Depuis quelques semaines, la Camargue offre son décor âpre et fabuleux à deux romans d'aventure dont le moins qu'on puisse dire est qu'ils sont des romans « vécus » Le premier vous le vivrez à votre tour quand le meilleur ciné de votre coin affichera « D'où viens-tu, Johnny ? » la superproduction en Cinémascope et Eastmancolor de Ray Ventura et Claude Coen, réalisée par Noël Howard, avec Johnny en grande vedette. Le second roman, c'est celui de la vie quotidienne de cette troupe enthousiaste des artistes et des cinéastes qui tournent avec passion une pellicule qu'on sait déjà vouée à la plus brillante réussite. Quelques rares journalistes ont eu le privilège d'être intégrés à cette équipe pendant plusieurs jours (au rythme du même emploi du temps), admis à être les témoins des prises de vues et à partager les repas des collaborateurs de la production. Cette aventure, qui mériterait elle aussi d'être filmée, S.L.C. l'a vécue au sein de cette poignée de garçons et de filles qui travaillent au premier grand film de Johnny avec une ardeur où il y a un curieux alliage d'amour, de folie et de sagesse. Au chœur de cette troupe dont la vie est réglée par les exigences du métier (et qui se console des servitudes d'horaires par des séances de chahuts monstres et des délires de rigolade), Johnny-le-Magnifique est à la fois le simple soldat et le prince bien-aimé, le débutant consciencieux et la révélation foudroyante.
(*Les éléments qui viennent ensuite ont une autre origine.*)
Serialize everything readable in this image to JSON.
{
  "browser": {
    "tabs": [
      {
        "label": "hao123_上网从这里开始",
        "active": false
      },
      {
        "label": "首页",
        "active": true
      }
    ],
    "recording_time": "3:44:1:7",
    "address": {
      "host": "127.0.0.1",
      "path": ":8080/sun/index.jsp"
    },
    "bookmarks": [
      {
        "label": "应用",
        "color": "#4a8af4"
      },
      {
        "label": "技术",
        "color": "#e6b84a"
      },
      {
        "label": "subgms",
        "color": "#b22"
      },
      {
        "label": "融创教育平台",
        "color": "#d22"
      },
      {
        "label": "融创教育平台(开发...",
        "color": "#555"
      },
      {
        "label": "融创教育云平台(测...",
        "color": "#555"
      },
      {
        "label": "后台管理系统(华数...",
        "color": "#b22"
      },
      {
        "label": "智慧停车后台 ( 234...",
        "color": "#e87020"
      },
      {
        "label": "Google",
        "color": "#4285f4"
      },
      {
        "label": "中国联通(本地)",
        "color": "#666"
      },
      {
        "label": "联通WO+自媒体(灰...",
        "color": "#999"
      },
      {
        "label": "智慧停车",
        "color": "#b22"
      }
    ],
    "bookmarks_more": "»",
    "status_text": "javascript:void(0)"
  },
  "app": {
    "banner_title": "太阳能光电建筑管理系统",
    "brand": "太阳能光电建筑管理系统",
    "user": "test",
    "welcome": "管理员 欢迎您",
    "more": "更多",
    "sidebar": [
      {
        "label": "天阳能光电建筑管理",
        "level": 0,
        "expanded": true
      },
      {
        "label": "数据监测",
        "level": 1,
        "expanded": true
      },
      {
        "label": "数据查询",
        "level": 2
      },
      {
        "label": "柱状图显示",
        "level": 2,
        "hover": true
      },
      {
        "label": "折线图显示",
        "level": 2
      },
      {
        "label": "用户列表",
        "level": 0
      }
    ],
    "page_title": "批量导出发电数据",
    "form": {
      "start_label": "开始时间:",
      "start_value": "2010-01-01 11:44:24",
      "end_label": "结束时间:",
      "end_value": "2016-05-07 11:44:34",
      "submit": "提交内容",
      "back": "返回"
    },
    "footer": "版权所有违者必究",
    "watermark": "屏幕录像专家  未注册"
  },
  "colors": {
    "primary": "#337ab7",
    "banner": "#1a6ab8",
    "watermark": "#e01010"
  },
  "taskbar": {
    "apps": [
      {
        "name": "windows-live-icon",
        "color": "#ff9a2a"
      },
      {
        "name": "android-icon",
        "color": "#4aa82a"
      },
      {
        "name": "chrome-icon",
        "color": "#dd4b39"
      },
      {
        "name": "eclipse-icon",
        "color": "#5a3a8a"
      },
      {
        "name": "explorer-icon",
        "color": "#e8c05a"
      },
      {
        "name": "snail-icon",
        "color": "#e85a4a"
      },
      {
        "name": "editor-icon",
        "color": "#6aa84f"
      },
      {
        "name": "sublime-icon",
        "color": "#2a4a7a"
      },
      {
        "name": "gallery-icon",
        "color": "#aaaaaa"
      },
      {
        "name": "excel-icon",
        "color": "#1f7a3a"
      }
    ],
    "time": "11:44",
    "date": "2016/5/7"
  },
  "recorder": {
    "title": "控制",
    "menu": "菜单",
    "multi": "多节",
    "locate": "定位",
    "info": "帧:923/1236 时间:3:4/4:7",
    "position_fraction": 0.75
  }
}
Tout le monde l'adore, et il épate tout le monde. Et pourtant, quoi de plus difficile que d'épater les professionnels du cinéma, qu'ils travaillent d'un côté ou de l'autre de la caméra ? Mais Johnny, qui est déjà le chanteur français le plus formidable du demi-siècle, apparaît soudain à tous ceux qui l'entourent comme un acteur de cinéma incroyablement doué, dont le sens étonnant de l'objectif sert de thème à toutes les conversations. Pour lui, cette grande et véritable entrée dans le cinéma, à l'âge de vingt ans, est une phase extraordinaire de sa vie et de sa carrière. D'ailleurs, rien n'est ordinaire à propos de ce film. Ma première surprise, en pénétrant dans le quartier général de Johnny en campagne, fut d'apprendre que la résidence où nous nous trouvions était un « hôtel-club », c'est-à-dire un hôtel où les touristes ne sont pas reçus, mais qui se loue tout entier pour l'usage exclusif d'une équipe ou d'un clan. Cette pension de rêve, où l'on dîne à table d'hôte à la lueur de 50 chandelles - ce n'est pas le fait d'une pittoresque coquetterie du patron, car ici, de toute façon, il n'y a pas l'électricité, ni le téléphone, d'ailleurs - se trouve à quelques kilomètres des Saintes-Maries-de-la-Mer, à l'enseigne du « Mas de Calabrun », sur cette terre camarguaise qu'on dirait d'une autre galaxie, avec son sol craquelé, ses touffes de chimiques salicornes et ses horizons liquides.
Le « clan Hallyday » occupe les 14 lits de l'établissement. Au fond du couloir, à droite, la chambre de Johnny. Elle est monacale : murs blancs, meubles sombres, éclairage par bec de gaz à manchon dont la clarté verdâtre poétise le décor. L'électrophone à piles hurle la nouvelle chanson de Johnny : « Jolie fille de seize ans » (terrible, du reste). Amoncellement de valises, grands déballages de chemises. Johnny (dans son bain) passe un bras ruisselant et bronzé par le rideau de la salle d'eau, désigne vaguement un grand carton éventré sur le lit :
- Figure-toi qu'il y a, en plein centre d'Arles, à 30 kilomètres d'ici, un magasin où l'on trouve un choix incroyable de chemises « Levi's » et des tas de trucs américains qu'on ne voit pas à Paris. Nous allons tous nous y ruiner au moins une fois par semaine. Entrée de Jean-Pierre, qui arbore un magnifique blouson de laine noire à galons blancs et rouges :
- T'as vu, les chemises à Johnny ?
La plus terrible, c'est la blanche brodée noir. Il peut la mettre pour la scène. Et mon blouson, il te plaît ?
Il fait demi-tour. Dans le dos, huit lettres de feutrine blanche forment les mots « Los Pasos ». Dans le style « surplus », c'est criant de vérité. Il me rassure :
- Je crois quand même que je vais faire découdre les lettres...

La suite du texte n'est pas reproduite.